The village has a golf club, St Augustine's GC. Though the village has no hotels itself, both Ramsgate (2 km) and Minster (4 km) have numerous facilities.

The Anglican parish church of St Mary is in Foads Lane. Originally a Methodist church it was rented by the Church of England from the early 1930s, eventually being bought in 1956.

==Governance==
Cliffsend is part of the electoral ward called Cliffsend and Pegwell. The population of this ward at the 2011 Census was 4,703.

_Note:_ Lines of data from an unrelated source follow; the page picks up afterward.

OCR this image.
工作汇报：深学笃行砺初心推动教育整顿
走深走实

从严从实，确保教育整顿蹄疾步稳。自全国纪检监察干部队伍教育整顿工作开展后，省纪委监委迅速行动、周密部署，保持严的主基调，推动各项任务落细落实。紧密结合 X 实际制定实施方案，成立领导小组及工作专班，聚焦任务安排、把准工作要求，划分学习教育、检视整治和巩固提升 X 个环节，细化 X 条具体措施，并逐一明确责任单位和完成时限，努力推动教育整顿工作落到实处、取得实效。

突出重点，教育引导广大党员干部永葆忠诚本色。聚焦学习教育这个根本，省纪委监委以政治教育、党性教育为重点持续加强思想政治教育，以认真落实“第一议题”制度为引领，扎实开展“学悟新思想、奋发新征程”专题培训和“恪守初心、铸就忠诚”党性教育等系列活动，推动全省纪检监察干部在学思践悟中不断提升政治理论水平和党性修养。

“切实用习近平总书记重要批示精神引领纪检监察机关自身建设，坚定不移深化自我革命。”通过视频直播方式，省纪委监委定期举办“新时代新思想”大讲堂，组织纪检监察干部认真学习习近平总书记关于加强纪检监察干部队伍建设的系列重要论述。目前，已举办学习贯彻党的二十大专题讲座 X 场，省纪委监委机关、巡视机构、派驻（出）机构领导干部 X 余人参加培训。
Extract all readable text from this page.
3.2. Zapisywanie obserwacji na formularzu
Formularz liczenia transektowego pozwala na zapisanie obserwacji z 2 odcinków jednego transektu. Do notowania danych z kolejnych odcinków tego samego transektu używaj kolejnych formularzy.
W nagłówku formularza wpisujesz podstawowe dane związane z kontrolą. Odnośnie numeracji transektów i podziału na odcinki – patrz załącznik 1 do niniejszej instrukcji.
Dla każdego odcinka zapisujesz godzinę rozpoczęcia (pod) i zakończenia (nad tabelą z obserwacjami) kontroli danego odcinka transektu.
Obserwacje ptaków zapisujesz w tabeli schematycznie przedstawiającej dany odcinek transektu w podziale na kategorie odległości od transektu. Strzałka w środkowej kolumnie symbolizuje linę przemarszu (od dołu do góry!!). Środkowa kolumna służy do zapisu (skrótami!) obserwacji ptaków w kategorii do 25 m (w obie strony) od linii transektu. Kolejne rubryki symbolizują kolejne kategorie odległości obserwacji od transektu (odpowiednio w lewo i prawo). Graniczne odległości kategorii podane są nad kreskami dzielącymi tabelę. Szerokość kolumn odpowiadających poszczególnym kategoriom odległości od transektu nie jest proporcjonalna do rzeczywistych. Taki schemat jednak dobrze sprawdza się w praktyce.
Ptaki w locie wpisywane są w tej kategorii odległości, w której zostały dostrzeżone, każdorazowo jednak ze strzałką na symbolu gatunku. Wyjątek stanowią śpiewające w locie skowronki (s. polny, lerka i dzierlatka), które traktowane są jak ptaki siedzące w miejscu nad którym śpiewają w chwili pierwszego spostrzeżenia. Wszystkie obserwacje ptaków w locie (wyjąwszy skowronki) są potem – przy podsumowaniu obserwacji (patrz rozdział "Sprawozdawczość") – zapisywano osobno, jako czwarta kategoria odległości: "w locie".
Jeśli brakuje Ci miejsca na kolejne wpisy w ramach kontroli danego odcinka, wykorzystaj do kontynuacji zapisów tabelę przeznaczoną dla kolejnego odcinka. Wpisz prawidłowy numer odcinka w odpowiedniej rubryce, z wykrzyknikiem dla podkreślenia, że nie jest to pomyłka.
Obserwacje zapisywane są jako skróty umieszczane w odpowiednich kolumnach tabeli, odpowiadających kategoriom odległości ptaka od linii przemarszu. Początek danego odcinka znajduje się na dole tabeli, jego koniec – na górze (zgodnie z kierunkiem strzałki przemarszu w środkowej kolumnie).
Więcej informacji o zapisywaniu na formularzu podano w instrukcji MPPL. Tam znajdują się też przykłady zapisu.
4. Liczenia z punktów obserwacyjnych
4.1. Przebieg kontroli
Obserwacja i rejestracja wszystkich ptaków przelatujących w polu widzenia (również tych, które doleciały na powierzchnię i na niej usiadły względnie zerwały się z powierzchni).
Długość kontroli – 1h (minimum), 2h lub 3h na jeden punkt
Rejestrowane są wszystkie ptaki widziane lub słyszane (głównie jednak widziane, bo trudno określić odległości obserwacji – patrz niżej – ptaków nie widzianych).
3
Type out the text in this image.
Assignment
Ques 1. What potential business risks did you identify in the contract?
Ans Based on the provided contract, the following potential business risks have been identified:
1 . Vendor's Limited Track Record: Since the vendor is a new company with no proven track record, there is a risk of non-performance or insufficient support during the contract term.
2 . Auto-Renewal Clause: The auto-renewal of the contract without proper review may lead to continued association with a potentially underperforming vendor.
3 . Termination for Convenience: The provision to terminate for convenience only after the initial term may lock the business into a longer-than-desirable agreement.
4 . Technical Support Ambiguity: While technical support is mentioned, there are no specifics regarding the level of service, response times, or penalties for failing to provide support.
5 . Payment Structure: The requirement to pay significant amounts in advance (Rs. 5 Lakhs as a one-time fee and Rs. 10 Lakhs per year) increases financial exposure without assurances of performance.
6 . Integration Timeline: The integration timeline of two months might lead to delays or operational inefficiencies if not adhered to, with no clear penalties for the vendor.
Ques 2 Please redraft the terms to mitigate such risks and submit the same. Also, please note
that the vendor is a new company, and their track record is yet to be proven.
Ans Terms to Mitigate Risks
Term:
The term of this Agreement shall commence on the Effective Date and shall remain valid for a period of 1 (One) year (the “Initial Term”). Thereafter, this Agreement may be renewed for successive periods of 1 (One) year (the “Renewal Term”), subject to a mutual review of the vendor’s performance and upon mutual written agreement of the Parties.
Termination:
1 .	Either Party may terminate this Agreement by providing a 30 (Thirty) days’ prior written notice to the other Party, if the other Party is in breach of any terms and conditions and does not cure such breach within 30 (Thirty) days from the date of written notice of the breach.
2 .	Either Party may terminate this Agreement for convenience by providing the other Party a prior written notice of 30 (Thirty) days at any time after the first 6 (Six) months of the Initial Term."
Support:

The parish council was created in 2003.

==Notable residents==
Although a small area with an accordingly low population, Cliffsend has had notable residents.
- Jefferson Hack lived in Beech Grove for much of his childhood and early adult life.
- A notable couple in the acting and entertainment world are Melanie and Martina Grant
- Augustine of Canterbury briefly lived in the Cliffs End area around the year 597.

==Transport==
The village is between the A299, the end of the Thanet Way, and the A256, which meet at the Lord of the Manor roundabouts to the east of the village.

The village is divided into two by the Canterbury to Ramsgate railway line, with a station at Thanet Parkway which opened in 2023.

Manston Airport is to the north of the village, with the east end of the runway preventing the village expanding northwards. The airport partially closed in May 2014.

At the south east corner of the village are the remains of Hoverlloyd's cross-channel hoverport. Vehicle and passenger carrying hovercraft were operated here from 1969 until 1982.

The New East Kent Access Road intersects the village at the same point as the railway line, though here it is in a tunnel, so the effect on the village is minimal. Both the A299 and A256 have been diverted onto new roads in this scheme; the former A299 and A256 remain in place to serve the village. Access from the new road to the village can be gained from the Thanet Intersection southwards, from Ebbfleet Roundabout eastwards, from the Sevenscore roundabout along Cottington road, and at Cliffsend roundabout heading eastwards.